Information Society is a term for a society in which the creation, distribution, and manipulation of information has become the most significant economic and cultural activity. An Information Society may be contrasted with societies in which the economic underpinning is primarily Industrial or Agrarian. The machine tools of the Information Society are computers and telecommunications, rather than lathes or ploughs.
Policy makers for the G7 (now G8) group of nations recognised, only a few years ago, that:
Progress in information technologies and communication is changing the way we live: how we work and do business, how we educate our children, study and do research, train ourselves, and how we are entertained. The information society is not only affecting the way people interact but it is also requiring the traditional organisational structures to be more flexible, more participatory and more decentralised. (Chair's conclusions from the G-7 Ministerial Conference on the Information Society, February 1995.)

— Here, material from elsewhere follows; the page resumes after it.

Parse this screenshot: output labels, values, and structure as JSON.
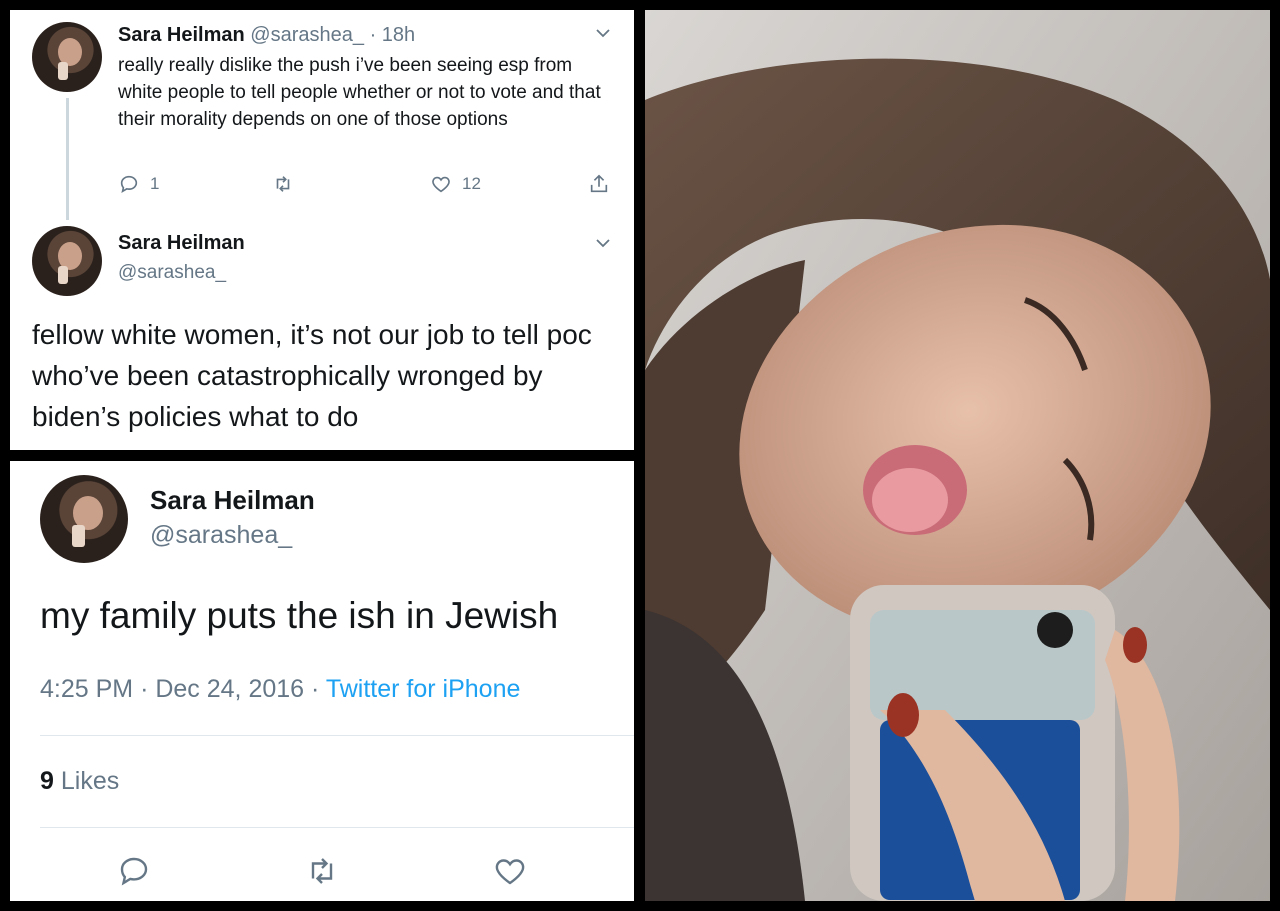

The idea of a global Information Society can be viewed in relation to Marshall McLuhan's prediction that the communications media would transform the world into a "global village."
Here is a succinct definition from the IBM Community Development Foundation in a 1997 report, "The Net Result - Report of the National Working Party for Social Inclusion."
Information Society: A society characterised by a high level of information intensity in the everyday life of most citizens, in most organisations and workplaces; by the use of common or compatible technology for a wide range of personal, social, educational and business activities, and by the ability to transmit, receive and exchange digital data rapidly between places irrespective of distance.